Quando era garoto e pilotava tratores pelas lavouras da região de Mostardas, município no litoral sul gaúcho, Eloir Silva começou a apresentar sintomas um tanto estranhos para um agricultor tradicional. Sempre que via ninhos, pisava no freio e afastava ovos e filhotes da morte certa sob as rodas. Em seguida, passava com o maquinário e devolvia os filhotes ao lugar de origem. “Com os bichos temos que ter o mesmo cuidado e o mesmo respeito que temos com outras pessoas”.
Hoje com 42 anos, Eloir abandonou tratores e arados, mas mantém essa idéia na cabeça e se tornou um dos artistas plásticos que melhor retratam a fauna emplumada das lagoas do Rio Grande do Sul e também de outros pontos do Brasil.
Observador e aficionado pelas incontáveis cores e formas das aves que povoam ou visitam a região do Parque Nacional da Lagoa do Peixe, passou os últimos dez anos trabalhando com afinco e aprimorando suas esculturas. Antes, arriscou pinturas em tela. Tudo para “ter as aves por perto”. Algo mais digno que as gaiolas que enjaulam milhares de pássaros pelo País.

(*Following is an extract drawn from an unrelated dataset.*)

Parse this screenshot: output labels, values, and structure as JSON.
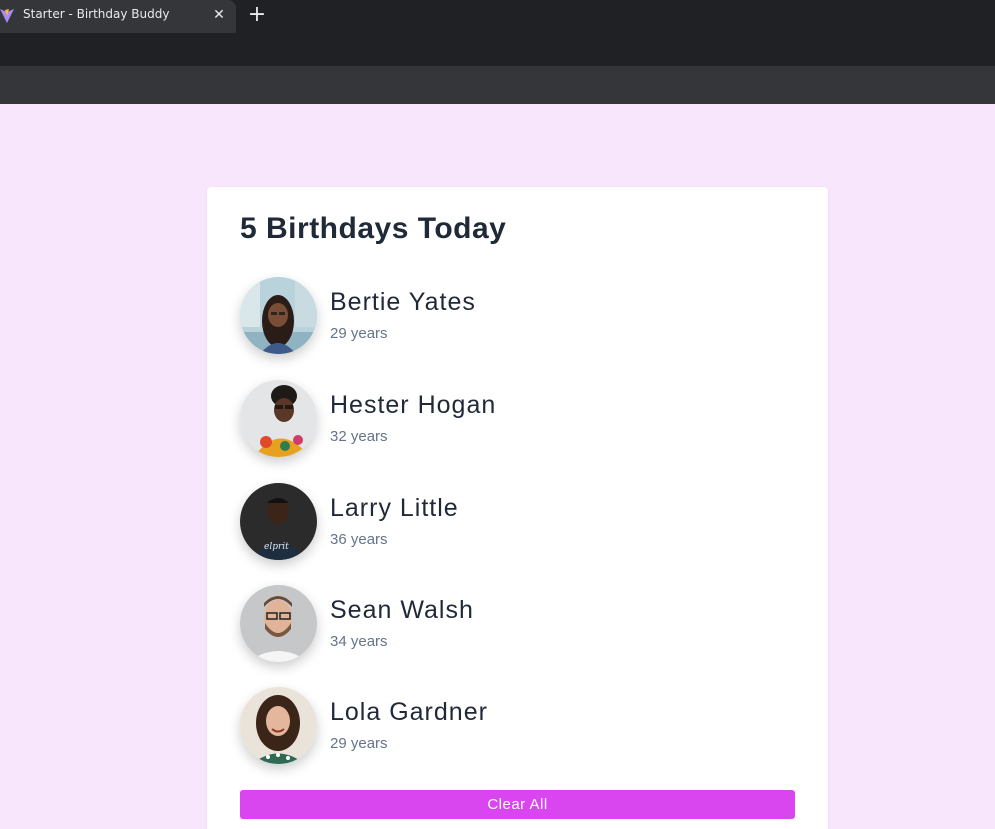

Com pouco “estudo formal” e intocado por aulas clássicas de arte, descobriu na escola suada do dia-a-dia como extrair as formas das madeiras e misturar as tintas para reproduzir com espantosa fidelidade os bichos que vê na natureza ou nos livros. Até inventou o “jacaré”, barquinho camuflado que ajuda a fotografar, filmar ou apenas observar a bichara livre pelos campos e ares. Com o barco-réptil, as aves chegam bem perto e até pousam sobre o artista. “Quero fazer um vídeo sobre as aves da região, por isso estou acumulando material”, diz.

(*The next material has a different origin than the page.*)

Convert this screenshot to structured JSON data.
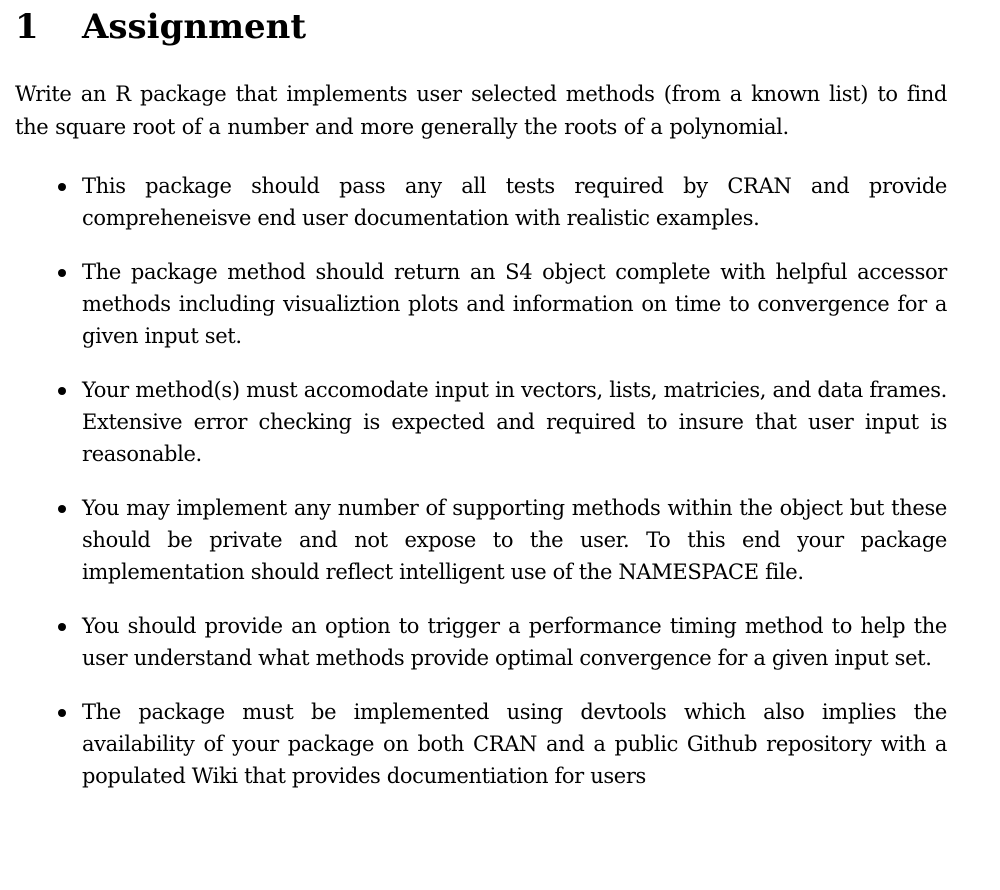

Aproveitando restos de árvores nativas e exóticas vindos de podas e de galhos quebrados de laranjeiras, abacateiros e figueiras, criou quase 200 modelos de aves. Nos bicos e caudas, a taquara (bambu) é o material preferido, também livre de desmatamentos. “Tirar da natureza, não”, avisa Eloir, que vende até 60 esculturas por mês, entre R$ 15 e R$ 150,00.
Os principais clientes são colecionadores, biólogos, ornitólogos e apaixonados por arte e natureza. Centenas de peças já foram enviadas a exposições e compradores no Brasil, Estados Unidos, Inglaterra e Alemanha. As esculturas são totalmente artesanais, feitas sem o auxílio de nenhuma máquina ou molde. “Sou uma pessoa simples, sem estudo, conheço poucos lugares, mas fico feliz quando vejo minhas peças chegando no exterior”, ressalta.
Além da compra direta com o artista de Mostardas, a quase 400 quilômetros de Porto Alegre, algumas lojas já oferecem as aves talhadas no interior gaúcho. Podem ser encontradas no Museu da PUCRS (Porto Alegre), no Museu Oceanográfico (Rio Grande) e também na Ecoloja (Águas de São Pedro), em São Paulo.
Fazendo da arte uma forma de vida e uma ferramenta a serviço da preservação, Eloir olha para trás e acredita que tudo valeu a pena. As esculturas multicoloridas são o principal sustento da casa e do carro modestos, da esposa e da filha, que já ensaia com as madeiras. “Acho que estou levando uma mensagem a outras pessoas, para que conheçam e se inspirem a preservar a natureza”, explica o artista.
Na ponta da língua
Na caminhada que a reportagem de O Eco fez junto com Eloir pelas margens da Laguna dos Patos, o artista apontava seguro e dizia o nome de várias espécies de aves, mesmo à distância. Segundo ele, conhecimento obtido pela vizinhança com o Parque Nacional da Lagoa do Peixe e pelo contato freqüente com biólogos e professores.
Ironias da burocracia, Eloir está tentando há quase dois anos autorização do Ibama para fotografar e filmar dentro da área protegida federal. Sem sucesso. Enquanto isso, como já se mostrou aqui, hotéis e pousadas da região fazem uso comercial e livre da unidade de conservação
Assim, resta a ele atuar em outras regiões onde muitas vezes alagados (banhados) estão sumindo, engolidos pelo arroz, pinus e agrotóxicos. “Mesmo assim, nunca deixarei de incentivar as pessoas a preservarem o parque. Tudo que fiz valeu muito e sigo fazendo a minha parte”, avisa o artista.